People learning to swim often feel ‘out of breath’ and put it down to overexertion due to poor stroke technique or lack of fitness. However, It is possible for swimmers to practice breathing in the water whilst immobile and that ‘out of breath’ feeling can still quickly occur.
Generally, breathing is a process that we don’t give much thought to. In our day to day lives we only really notice our breath if it is abnormal due to illness or exertion. We don’t pay much attention to what goes in and what comes out and how our bodies achieve this exchange.

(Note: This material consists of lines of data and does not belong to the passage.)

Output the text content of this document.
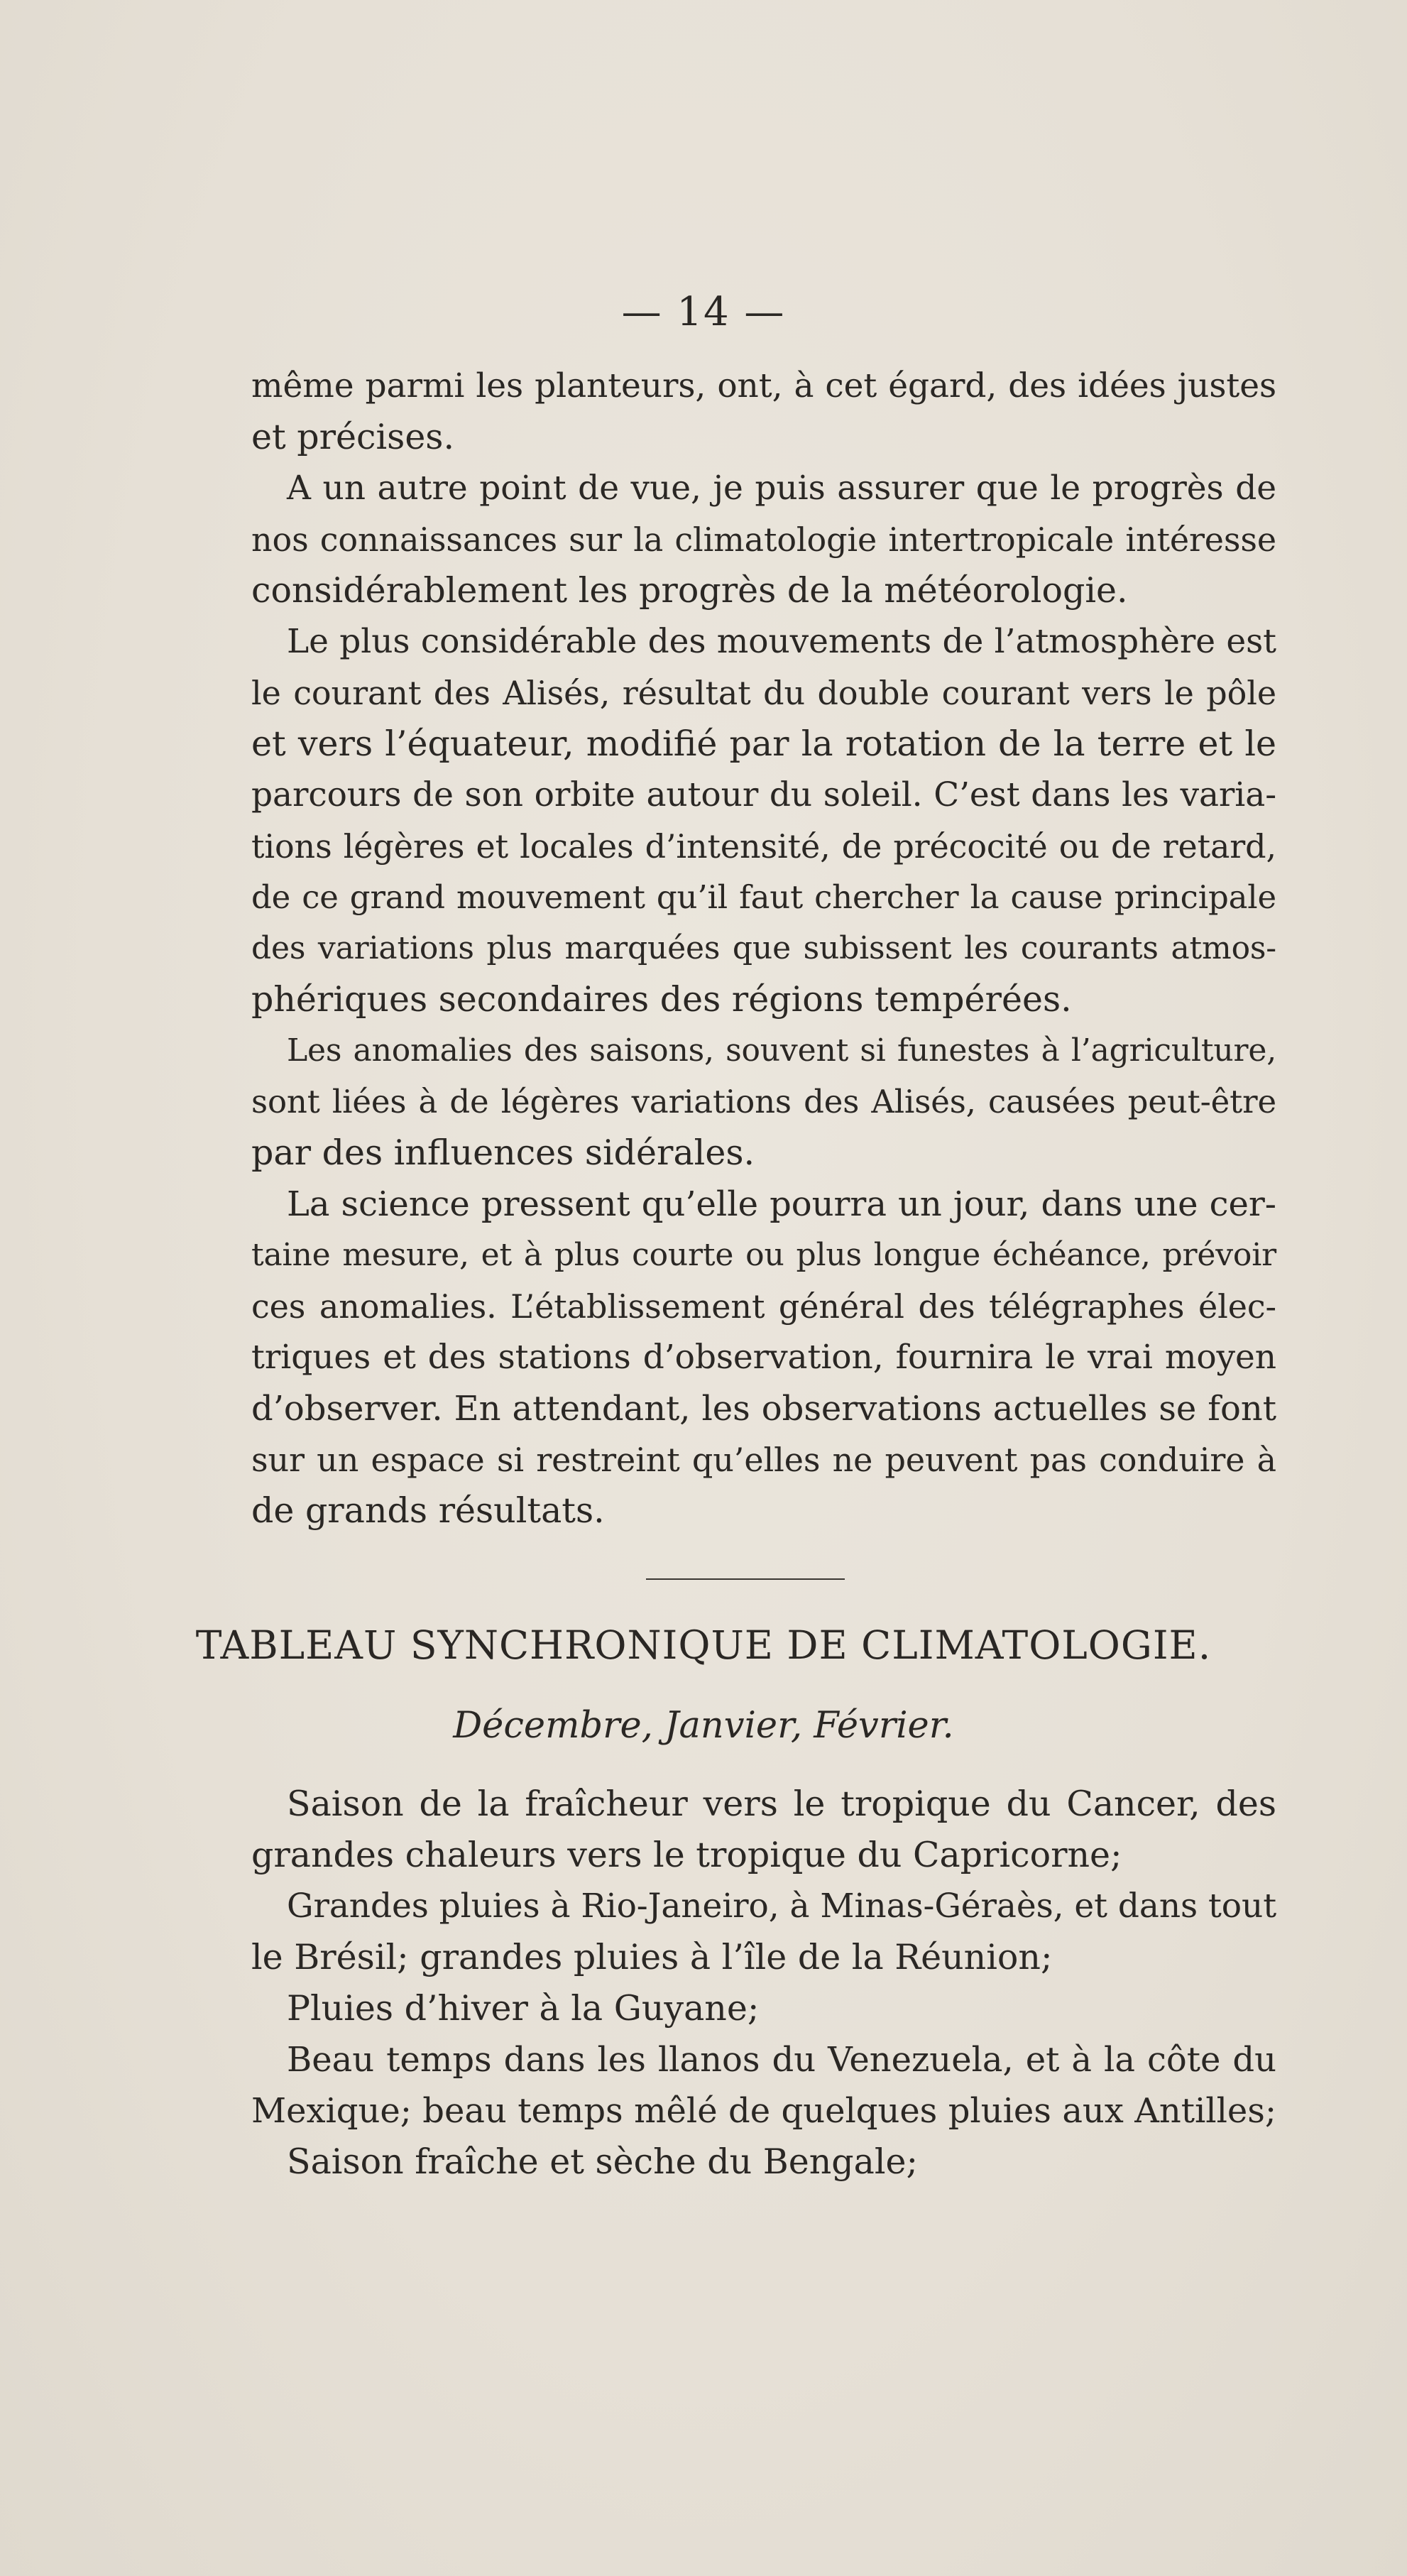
— 14 —
même parmi les planteurs, ont, à cet égard, des idées justes
et précises.
A un autre point de vue, je puis assurer que le progrès de
nos connaissances sur la climatologie intertropicale intéresse
considérablement les progrès de la météorologie.
Le plus considérable des mouvements de l’atmosphère est
le courant des Alisés, résultat du double courant vers le pôle
et vers l’équateur, modifié par la rotation de la terre et le
parcours de son orbite autour du soleil. C’est dans les varia-
tions légères et locales d’intensité, de précocité ou de retard,
de ce grand mouvement qu’il faut chercher la cause principale
des variations plus marquées que subissent les courants atmos-
phériques secondaires des régions tempérées.
Les anomalies des saisons, souvent si funestes à l’agriculture,
sont liées à de légères variations des Alisés, causées peut-être
par des influences sidérales.
La science pressent qu’elle pourra un jour, dans une cer-
taine mesure, et à plus courte ou plus longue échéance, prévoir
ces anomalies. L’établissement général des télégraphes élec-
triques et des stations d’observation, fournira le vrai moyen
d’observer. En attendant, les observations actuelles se font
sur un espace si restreint qu’elles ne peuvent pas conduire à
de grands résultats.
TABLEAU SYNCHRONIQUE DE CLIMATOLOGIE.
Décembre, Janvier, Février.
Saison de la fraîcheur vers le tropique du Cancer, des
grandes chaleurs vers le tropique du Capricorne;
Grandes pluies à Rio-Janeiro, à Minas-Géraès, et dans tout
le Brésil; grandes pluies à l’île de la Réunion;
Pluies d’hiver à la Guyane;
Beau temps dans les llanos du Venezuela, et à la côte du
Mexique; beau temps mêlé de quelques pluies aux Antilles;
Saison fraîche et sèche du Bengale;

I have taught for a long time that successful breathing, when swimming a recognised stroke, requires a swimmer to inhale when their face is sufficiently out of the water and exhale the rest of the time. I don’t think this is bad advice, just an oversimplification. I’m now of the opinion that the quality of the inbreath and the intention of the outbreath need more consideration. The inbreath needs to be achieved using the diaphragm (deep but not rushed) and the intention of the outbreath should be fearless (freeing the body of tension). If there is a pause in the flow of the breath (breath holding) at some point it doesn’t matter as long as it is not caused by fear.
Clearly we are all very different and there is no one size fits model, so use your time in the water to be aware of your breath and experiment. As long as you let your breathing flow by inhaling an unhurried ‘belly breath’ and then letting it go calmly, you will be able to relax and enjoy floating or swimming with your face in the water.